When considering a change of chemistry in a Motor vehicle, Generator, Motorcycle you must ask if the alternator could control the voltage correctly to safely charge a Lithium battery. The answer is no. But seeing the depth of discharge is so light (only 3% of the batteries energy is needed to start a vehicle) a relatively stable low voltage will not overcharge a battery and it will recharge in time to be used again the next day.

When considering a change of chemistry in an application that discharges a lot of the batteries energy each time it’s used the issues multiply exponentially where increased voltages are required to recharge in reasonable time frames. Increased current is needed to replace depleted energy. Voltage imbalances between cells and even temperature needs controlling of the environment and the battery cells themselves.

A common example would be use in a Motor home or Marine House/secondary Battery Bank scenario; These are some of the questions commonly asked.

Are these secondary cells available globally? Yes.

Are they available in capacities above 5 Ampere hour like used in Cordless Drills? Yes

Are these larger cells suitable for use in bigger applications like reserve power? Yes and they are made like larger Lead Acid equivalents where rather than parallel connecting lots of small cells they are made with bigger plates holding more capacity so you can get up to 3000 Ampere Hour cells but they require an appropriately sized Active Battery Management Systems. Lead acid batteries have had 2 volt 2700 Ampere Hour cells available for 30 years plus also but they are used and installed by professionals in controlled environments in specific applications for power companies or cruise liners. But Lead Acid batteries charge very differently to Lithium. Lead Acid in comparison is considered very safe and reliable with battery banks lasting 15-20 years on average all over the world.

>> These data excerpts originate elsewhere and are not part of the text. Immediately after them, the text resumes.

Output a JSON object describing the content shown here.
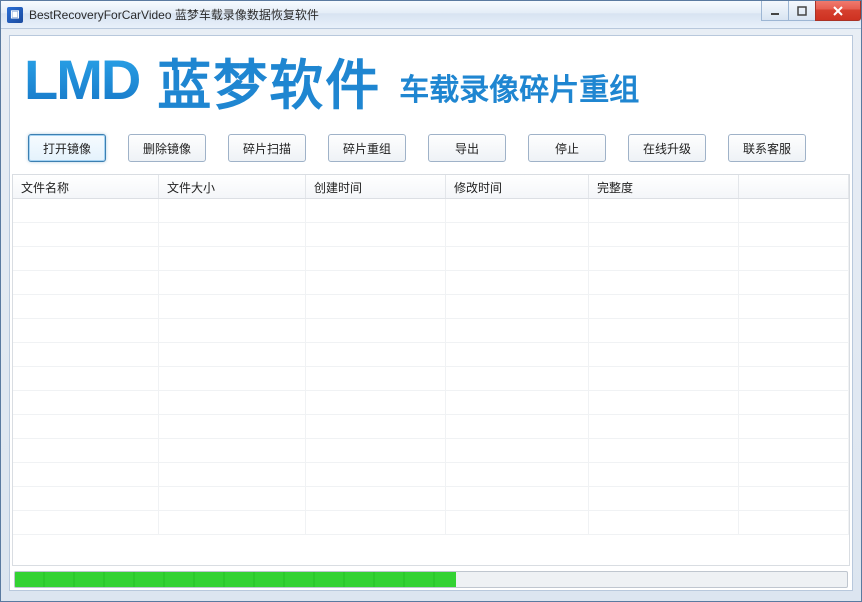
{
  "window": {
    "title": "BestRecoveryForCarVideo  蓝梦车载录像数据恢复软件"
  },
  "banner": {
    "logo": "LMD",
    "cn": "蓝梦软件",
    "sub": "车载录像碎片重组"
  },
  "toolbar": {
    "open_image": "打开镜像",
    "delete_image": "删除镜像",
    "scan_fragments": "碎片扫描",
    "reassemble": "碎片重组",
    "export": "导出",
    "stop": "停止",
    "online_upgrade": "在线升级",
    "contact": "联系客服"
  },
  "columns": {
    "filename": "文件名称",
    "filesize": "文件大小",
    "created": "创建时间",
    "modified": "修改时间",
    "integrity": "完整度"
  },
  "rows": [],
  "empty_row_count": 14,
  "progress_percent": 53
}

Can they replace and perform like Lead Acid equivalents? Yes. But discharge or recharge rates need considering for suitability of application. Cycle life needs consideration, size and dimensions differ and the batteries have exposed terminal connections unlike Lead Acid so other considerations to safety and installation are required. An Active Battery Management System is a must which isn’t commonly available off the shelf and those that are have little or no local support other than email.


Keeping in mind a 5 Ampere Hour Battery Management System and batteries fits in the palm of your hand and that the charger is typically on 5 Amps (to achieve a 1 hour recharge time) and costs approx $250 Retail. How big would a 400 Ampere Hour battery bank and Active Battery Management System have to be with a 100 Amp charger attached to it via the alternator of your vehicle or 30 Amps from solar panels. And what would the cost of a system capable of isolating charging or discharging devices without side effects to your vehicle not running or all your equipment being shut down instantly?